When you come to the industrial revolution, we became more urbanized as populations and perhaps didn’t have as good “mothers and others” units, but we did a couple of very important things. We realized that people should have clean water. We realized we should have good sanitation. And we realized that we should enhance the ability of people to be nourished by getting a speck (?) of food production at a cost people could afford. So that got into the survival aspect of the infant, and with some support from the system, but it wasn’t the perfect “mothers and others” kind of structure.
The churches helped to build that but it was a more varied. And now we move into what people call the post-modern society with these huge condominiums and whatnot where people are located and people move around and go everywhere – there’s a huge movement structure, the “mothers and others” base has been weakened in terms of the traditional patterns that we’ve had. And so one of the ways to build a “mothers and others” program for the future is think of early development as human development, make it part of your ministry of education, and then put in place with each of your primary school, programs for mothers and their children so you create a “mothers and others” climate for the mothers to come to with their children to take part in. You can do home visits with this of course.
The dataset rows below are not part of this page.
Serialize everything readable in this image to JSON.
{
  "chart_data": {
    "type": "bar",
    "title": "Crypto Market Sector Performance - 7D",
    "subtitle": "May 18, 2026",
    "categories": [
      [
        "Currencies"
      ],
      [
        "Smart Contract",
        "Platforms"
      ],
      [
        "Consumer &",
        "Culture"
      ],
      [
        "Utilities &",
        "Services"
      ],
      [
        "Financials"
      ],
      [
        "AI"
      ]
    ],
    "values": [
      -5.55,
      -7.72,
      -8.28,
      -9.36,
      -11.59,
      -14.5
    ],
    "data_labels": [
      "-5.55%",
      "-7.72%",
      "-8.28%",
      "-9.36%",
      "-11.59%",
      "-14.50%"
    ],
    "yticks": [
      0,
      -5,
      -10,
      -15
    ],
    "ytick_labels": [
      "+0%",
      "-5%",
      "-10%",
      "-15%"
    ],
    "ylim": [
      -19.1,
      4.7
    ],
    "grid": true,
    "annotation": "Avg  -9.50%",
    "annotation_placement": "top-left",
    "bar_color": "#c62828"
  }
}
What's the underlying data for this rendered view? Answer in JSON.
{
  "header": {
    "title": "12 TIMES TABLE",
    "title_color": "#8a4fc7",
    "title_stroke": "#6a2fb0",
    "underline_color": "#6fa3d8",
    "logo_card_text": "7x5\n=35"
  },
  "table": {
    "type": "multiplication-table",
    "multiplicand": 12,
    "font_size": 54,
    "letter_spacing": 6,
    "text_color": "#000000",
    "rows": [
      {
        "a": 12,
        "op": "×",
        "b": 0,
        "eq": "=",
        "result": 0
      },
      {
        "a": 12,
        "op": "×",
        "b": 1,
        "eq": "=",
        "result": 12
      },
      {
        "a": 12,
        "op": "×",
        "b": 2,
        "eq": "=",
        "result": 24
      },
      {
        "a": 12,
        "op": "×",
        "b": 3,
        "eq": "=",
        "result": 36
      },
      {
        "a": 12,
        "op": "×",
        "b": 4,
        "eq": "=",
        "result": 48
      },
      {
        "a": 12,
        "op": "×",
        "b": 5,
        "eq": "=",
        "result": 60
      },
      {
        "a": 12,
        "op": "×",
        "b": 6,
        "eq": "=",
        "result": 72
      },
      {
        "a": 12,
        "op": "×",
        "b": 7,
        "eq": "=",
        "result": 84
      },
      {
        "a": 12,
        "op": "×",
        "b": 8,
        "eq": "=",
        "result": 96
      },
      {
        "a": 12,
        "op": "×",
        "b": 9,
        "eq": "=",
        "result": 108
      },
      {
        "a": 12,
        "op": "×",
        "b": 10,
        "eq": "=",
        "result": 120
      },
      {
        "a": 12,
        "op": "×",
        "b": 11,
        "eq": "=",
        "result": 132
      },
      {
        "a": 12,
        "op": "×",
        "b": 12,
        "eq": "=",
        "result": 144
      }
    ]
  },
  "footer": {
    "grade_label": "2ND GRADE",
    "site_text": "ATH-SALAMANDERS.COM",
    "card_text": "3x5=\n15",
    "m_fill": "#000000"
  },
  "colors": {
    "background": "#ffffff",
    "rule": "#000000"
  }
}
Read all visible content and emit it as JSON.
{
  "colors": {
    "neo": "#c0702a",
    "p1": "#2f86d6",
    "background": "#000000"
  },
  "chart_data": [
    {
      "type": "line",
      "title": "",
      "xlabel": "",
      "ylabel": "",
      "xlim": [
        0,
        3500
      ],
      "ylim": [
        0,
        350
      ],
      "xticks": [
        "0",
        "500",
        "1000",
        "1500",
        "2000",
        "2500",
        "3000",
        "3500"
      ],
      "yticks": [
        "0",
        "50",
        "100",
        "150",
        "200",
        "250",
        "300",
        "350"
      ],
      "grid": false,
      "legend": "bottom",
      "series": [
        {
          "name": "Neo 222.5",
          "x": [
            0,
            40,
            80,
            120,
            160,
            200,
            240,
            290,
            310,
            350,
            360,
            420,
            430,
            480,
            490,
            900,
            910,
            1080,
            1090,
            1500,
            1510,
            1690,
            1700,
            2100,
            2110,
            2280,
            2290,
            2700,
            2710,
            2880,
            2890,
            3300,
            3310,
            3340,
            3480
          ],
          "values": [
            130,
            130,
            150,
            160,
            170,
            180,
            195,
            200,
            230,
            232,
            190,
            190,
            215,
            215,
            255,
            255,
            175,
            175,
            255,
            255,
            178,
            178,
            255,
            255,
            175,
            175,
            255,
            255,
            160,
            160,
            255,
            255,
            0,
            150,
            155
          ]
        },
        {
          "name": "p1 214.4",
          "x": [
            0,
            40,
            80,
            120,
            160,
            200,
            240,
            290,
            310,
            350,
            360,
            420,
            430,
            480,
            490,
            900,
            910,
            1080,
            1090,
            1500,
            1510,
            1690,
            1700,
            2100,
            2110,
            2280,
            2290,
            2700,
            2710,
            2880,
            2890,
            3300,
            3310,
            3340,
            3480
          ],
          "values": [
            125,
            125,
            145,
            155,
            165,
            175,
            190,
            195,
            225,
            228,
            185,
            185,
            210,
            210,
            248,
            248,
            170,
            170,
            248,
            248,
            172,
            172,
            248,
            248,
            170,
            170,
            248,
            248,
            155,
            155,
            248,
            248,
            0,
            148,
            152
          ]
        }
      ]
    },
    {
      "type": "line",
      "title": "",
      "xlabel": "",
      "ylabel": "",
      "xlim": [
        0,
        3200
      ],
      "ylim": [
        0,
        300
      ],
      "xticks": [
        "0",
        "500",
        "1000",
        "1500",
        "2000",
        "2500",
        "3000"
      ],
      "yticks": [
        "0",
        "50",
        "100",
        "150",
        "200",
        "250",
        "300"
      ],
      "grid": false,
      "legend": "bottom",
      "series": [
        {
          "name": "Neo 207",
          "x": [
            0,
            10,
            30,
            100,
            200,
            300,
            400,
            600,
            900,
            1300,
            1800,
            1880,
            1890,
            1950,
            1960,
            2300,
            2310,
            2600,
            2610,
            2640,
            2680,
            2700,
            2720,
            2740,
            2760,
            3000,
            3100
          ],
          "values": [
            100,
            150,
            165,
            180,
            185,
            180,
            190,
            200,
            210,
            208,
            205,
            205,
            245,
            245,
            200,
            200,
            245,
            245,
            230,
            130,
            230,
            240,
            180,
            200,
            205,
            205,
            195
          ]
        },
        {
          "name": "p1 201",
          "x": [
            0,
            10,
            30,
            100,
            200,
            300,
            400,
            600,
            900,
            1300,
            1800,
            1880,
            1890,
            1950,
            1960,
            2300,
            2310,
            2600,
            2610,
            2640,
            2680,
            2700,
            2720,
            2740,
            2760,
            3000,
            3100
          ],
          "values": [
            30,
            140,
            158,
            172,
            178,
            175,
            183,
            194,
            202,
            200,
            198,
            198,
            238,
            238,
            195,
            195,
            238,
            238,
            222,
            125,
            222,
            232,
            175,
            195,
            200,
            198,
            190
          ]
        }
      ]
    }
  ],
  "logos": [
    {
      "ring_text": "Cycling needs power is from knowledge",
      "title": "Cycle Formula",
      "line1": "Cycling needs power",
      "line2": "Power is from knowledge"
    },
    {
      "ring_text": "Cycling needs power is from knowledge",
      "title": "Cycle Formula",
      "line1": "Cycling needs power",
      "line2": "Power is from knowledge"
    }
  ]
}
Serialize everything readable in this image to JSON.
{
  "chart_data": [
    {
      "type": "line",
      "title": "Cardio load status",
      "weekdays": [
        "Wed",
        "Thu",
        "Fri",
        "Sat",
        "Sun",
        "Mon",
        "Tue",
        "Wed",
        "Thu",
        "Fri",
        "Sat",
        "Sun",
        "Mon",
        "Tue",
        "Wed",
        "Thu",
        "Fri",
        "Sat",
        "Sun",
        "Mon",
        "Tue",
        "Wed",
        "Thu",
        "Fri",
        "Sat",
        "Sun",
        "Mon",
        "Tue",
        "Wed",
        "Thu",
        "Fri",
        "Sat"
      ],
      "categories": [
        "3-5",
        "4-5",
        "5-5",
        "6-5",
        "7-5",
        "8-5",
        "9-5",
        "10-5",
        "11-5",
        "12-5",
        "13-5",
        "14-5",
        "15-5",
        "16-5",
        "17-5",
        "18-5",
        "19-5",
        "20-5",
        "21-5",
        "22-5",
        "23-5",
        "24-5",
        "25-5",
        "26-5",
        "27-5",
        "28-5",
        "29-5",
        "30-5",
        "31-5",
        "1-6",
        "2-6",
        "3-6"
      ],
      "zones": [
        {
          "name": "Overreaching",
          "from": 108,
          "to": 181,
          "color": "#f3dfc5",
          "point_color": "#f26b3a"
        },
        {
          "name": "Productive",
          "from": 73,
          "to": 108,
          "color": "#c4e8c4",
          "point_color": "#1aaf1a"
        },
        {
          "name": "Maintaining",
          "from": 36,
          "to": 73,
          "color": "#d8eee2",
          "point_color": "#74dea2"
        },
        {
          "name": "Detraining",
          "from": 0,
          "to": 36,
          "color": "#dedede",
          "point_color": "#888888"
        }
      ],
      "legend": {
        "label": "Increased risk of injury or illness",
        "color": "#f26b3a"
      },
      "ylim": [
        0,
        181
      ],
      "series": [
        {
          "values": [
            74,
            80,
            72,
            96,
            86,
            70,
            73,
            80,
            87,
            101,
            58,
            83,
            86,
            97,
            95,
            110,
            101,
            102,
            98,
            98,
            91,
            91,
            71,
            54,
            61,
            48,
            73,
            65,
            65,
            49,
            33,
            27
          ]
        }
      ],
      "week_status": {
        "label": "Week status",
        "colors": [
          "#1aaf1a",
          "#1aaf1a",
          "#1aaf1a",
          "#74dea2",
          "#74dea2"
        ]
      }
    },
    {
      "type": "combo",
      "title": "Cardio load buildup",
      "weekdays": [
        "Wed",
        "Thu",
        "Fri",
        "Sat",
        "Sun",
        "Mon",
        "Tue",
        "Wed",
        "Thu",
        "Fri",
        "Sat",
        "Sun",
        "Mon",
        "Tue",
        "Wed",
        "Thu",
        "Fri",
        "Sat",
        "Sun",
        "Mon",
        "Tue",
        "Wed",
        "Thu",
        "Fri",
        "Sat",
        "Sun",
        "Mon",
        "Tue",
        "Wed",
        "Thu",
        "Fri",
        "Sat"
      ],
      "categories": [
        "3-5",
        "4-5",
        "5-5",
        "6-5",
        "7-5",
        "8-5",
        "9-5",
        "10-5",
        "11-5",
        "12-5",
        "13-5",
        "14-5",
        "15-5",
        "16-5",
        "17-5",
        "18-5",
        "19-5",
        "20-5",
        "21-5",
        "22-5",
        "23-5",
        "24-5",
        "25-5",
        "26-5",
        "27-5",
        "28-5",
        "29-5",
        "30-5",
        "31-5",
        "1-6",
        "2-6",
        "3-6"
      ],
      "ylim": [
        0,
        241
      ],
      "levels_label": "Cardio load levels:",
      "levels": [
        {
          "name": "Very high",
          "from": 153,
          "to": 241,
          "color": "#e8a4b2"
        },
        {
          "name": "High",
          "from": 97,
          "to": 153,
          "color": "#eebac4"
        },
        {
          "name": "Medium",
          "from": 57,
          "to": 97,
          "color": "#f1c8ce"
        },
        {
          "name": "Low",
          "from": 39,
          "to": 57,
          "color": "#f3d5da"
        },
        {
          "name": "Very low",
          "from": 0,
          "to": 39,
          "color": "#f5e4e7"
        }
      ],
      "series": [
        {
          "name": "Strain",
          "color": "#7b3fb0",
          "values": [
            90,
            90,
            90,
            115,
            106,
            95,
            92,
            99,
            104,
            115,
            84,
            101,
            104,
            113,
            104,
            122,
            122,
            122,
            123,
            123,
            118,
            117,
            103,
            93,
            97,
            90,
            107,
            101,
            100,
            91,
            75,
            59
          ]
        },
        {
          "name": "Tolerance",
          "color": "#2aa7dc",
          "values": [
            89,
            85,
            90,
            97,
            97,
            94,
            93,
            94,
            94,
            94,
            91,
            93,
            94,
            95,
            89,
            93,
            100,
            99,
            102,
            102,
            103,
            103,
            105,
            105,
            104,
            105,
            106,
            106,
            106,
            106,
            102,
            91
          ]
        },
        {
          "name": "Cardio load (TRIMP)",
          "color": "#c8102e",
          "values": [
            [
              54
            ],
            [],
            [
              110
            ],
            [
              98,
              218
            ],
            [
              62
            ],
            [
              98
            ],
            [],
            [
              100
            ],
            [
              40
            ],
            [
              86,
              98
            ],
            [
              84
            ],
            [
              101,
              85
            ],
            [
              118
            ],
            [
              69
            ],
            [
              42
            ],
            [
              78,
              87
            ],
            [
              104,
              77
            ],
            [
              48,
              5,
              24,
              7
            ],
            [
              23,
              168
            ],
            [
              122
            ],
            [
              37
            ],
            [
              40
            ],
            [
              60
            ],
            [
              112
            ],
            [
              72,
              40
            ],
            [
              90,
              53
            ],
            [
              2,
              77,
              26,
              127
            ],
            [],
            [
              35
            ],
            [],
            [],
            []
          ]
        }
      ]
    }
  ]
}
And in the countries which are successful in getting high development, high quality development of their children, that’s what, in effect, they’ve done. They’ve great programs for mothers with young children which are hubbed in a centre in the area where they live, which are basically part of the primary school system and they allocate, the Scandinavian countries, allocate some efficient resources to put these structures into place. And it’s important to realize that the Scandinavians countries spend, per infant/toddler young child in the 0-six domain, $16,000 US annually per infant, child etc. in the program. They only spend $10,500 on children in the formal education system because structures change with parental leave isn’t as important as it is in the early period.